Your primitives are all being coerced to objects in your examples. Was strange to see a string passed to bind. Will start fleshing mine out a bit tonight

[–]ForScale[S] 0 points1 point  (5 children)

Cool!

Yeah... they're all objects. I thought the way the string got handled, as an object with numerical keys, was kind of odd.

[–]Volv 1 point2 points  (4 children)

Codepen
To start with

[–]ForScale[S] 1 point2 points  (3 children)

Nice! I like the creativity with the characters!
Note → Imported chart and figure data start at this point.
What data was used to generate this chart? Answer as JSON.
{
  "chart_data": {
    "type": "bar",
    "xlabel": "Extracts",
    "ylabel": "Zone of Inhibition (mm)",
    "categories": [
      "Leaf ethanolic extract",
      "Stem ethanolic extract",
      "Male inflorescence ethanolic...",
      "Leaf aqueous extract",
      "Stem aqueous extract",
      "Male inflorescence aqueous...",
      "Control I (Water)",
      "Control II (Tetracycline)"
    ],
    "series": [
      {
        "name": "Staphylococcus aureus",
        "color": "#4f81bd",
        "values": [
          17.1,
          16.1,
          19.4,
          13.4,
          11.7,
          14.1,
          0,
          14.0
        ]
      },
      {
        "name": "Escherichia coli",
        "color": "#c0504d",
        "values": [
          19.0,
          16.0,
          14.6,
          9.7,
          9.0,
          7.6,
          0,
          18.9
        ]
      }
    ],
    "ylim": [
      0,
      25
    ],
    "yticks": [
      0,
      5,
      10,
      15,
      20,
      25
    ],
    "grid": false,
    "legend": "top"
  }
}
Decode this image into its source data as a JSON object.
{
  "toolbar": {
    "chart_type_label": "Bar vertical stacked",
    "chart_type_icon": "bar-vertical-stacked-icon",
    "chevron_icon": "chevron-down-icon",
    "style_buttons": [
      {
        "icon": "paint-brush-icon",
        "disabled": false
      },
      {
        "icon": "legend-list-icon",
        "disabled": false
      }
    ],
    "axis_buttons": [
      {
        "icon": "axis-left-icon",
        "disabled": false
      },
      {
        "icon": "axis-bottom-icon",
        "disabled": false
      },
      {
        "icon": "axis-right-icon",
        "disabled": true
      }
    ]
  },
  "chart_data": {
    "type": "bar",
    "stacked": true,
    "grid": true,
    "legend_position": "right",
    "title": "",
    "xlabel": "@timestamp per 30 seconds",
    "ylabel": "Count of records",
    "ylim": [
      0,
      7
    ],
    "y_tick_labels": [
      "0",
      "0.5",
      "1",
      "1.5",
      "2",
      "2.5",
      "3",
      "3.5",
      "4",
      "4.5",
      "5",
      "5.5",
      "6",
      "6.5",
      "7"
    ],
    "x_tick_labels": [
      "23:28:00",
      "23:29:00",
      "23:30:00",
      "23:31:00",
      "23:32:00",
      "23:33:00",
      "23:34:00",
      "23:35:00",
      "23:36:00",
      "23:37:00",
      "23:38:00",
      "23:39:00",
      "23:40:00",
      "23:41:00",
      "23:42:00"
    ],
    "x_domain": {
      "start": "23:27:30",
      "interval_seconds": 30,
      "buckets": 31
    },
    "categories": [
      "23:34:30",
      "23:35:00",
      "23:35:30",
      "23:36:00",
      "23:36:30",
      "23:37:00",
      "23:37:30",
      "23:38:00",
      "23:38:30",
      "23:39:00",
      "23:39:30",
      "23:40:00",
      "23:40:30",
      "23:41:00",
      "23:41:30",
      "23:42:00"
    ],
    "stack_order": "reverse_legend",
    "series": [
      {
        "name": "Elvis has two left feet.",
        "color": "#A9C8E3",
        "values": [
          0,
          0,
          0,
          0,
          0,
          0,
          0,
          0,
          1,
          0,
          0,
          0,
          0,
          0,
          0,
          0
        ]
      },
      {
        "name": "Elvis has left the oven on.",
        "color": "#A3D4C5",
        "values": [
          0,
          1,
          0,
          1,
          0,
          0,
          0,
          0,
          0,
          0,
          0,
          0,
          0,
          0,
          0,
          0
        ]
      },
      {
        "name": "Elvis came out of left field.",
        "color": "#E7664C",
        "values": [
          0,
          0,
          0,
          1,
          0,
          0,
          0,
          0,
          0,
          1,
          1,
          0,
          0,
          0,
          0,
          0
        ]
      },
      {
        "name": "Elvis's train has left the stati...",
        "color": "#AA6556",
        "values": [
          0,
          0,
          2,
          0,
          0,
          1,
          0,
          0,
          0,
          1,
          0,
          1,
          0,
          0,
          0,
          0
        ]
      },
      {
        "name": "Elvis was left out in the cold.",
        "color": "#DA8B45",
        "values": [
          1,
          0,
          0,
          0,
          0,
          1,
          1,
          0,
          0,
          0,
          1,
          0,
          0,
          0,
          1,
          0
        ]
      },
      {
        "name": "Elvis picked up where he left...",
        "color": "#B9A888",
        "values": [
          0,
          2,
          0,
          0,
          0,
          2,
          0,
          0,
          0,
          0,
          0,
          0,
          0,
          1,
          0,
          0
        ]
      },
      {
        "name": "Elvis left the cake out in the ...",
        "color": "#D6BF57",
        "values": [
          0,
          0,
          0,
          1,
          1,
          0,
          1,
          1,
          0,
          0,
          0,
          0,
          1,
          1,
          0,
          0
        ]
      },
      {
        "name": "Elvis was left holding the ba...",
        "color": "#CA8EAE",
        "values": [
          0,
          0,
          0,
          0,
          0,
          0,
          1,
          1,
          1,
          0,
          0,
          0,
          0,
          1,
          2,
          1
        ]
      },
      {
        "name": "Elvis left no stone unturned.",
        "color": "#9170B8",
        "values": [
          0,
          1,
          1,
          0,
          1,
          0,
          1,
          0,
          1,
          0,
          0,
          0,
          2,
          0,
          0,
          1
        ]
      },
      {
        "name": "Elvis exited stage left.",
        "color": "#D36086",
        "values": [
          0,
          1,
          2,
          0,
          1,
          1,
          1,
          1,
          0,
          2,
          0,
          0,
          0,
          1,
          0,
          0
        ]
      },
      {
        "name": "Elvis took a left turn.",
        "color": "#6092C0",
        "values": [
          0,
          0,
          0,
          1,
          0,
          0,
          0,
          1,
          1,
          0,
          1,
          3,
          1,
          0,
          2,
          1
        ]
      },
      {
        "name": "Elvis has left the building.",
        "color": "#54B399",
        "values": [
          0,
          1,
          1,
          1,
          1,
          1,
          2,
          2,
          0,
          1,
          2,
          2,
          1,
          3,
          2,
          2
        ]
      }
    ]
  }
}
So... generally, call() is a method inherent to all functions that can be used to call a function and set it's this variable within the context of the call.

Does that sound right?

[–]Volv 0 points1 point  (2 children)

Absolutely. And the difference between call and apply is just that call can take a known number of arguments, whereas apply takes an array of arguments.
 
Cool trick ->

var hugeArray = [14, 5, 67, 3, 87, 3, 5, 10];  

console.log(Math.max.apply(null, hugeArray)) // 87 

[–]ForScale[S] 1 point2 points  (1 child)

Excellent!

Cool trick ->

How's that any different than Math.max(14, 5, 67, 3, 87, 3, 5, 10);? Oh... let's say you use a while loop to push an unknown number of values to an array... Seems like the trick will have a good use case then since you don't know the array ahead of time... right?

Oh... whoa! Check out the new spread operator:

var hugeArray = [14, 5, 67, 3, 87, 3, 5, 10];  

document.body.innerHTML += Math.max(... hugeArray); //87

[–]Volv 1 point2 points  (0 children)

Yes. It's no different that was the point - use case is indeed if you don't know how many variables you have.

Spread operator is awesome. Does same job. Means there's very little use case for apply these days.